Le personnel soignant travaille à la limite : trop peu de personnel, des gardes trop longues, trop peu de repos, de lourdes responsabilités. « Dans ces conditions, le risque de problèmes de santé et de burn-out chez le personnel augmente considérablement. Des études montrent que les pénuries de personnel augmentent le taux de complications et de mortalité chez les patient-es », déclare la conseillère nationale socialiste Brigitte Crottaz (VD). « Cette évolution n’est ni acceptable ni durable. Celles et ceux qui refusent de prendre des mesures d’allègement et suppriment les instruments de contrôle se prononcent sciemment contre les personnes qui s’engagent jour et nuit pour nos soins. »

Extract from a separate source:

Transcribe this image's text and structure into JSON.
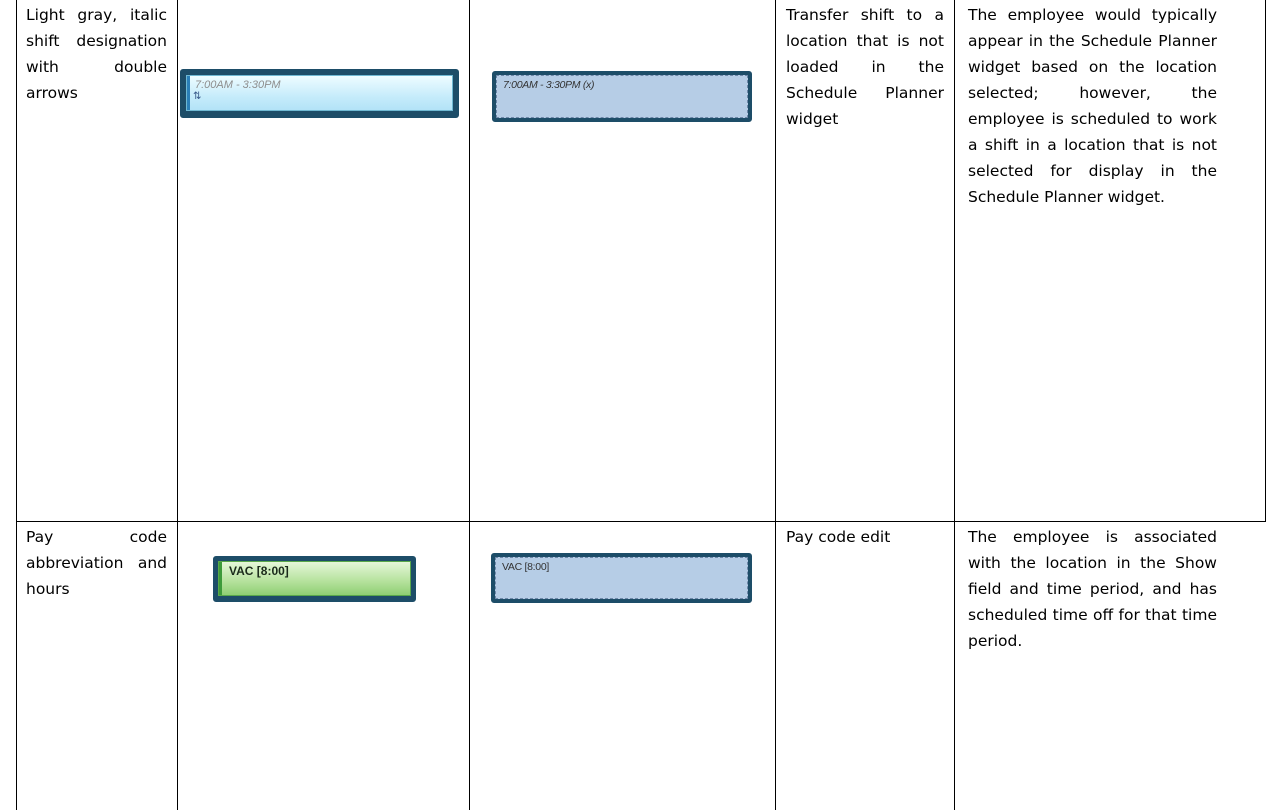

Le PS Suisse soutient le personnel soignant, qui accueillera aujourd’hui à 12h45 les parlementaires devant le Palais fédéral. Son message est clair : l’initiative sur les soins infirmiers qui, il y a cinq ans, a fait naître l’espoir de meilleures conditions de travail dans le secteur des soins doit enfin être mise en œuvre conformément à la volonté populaire !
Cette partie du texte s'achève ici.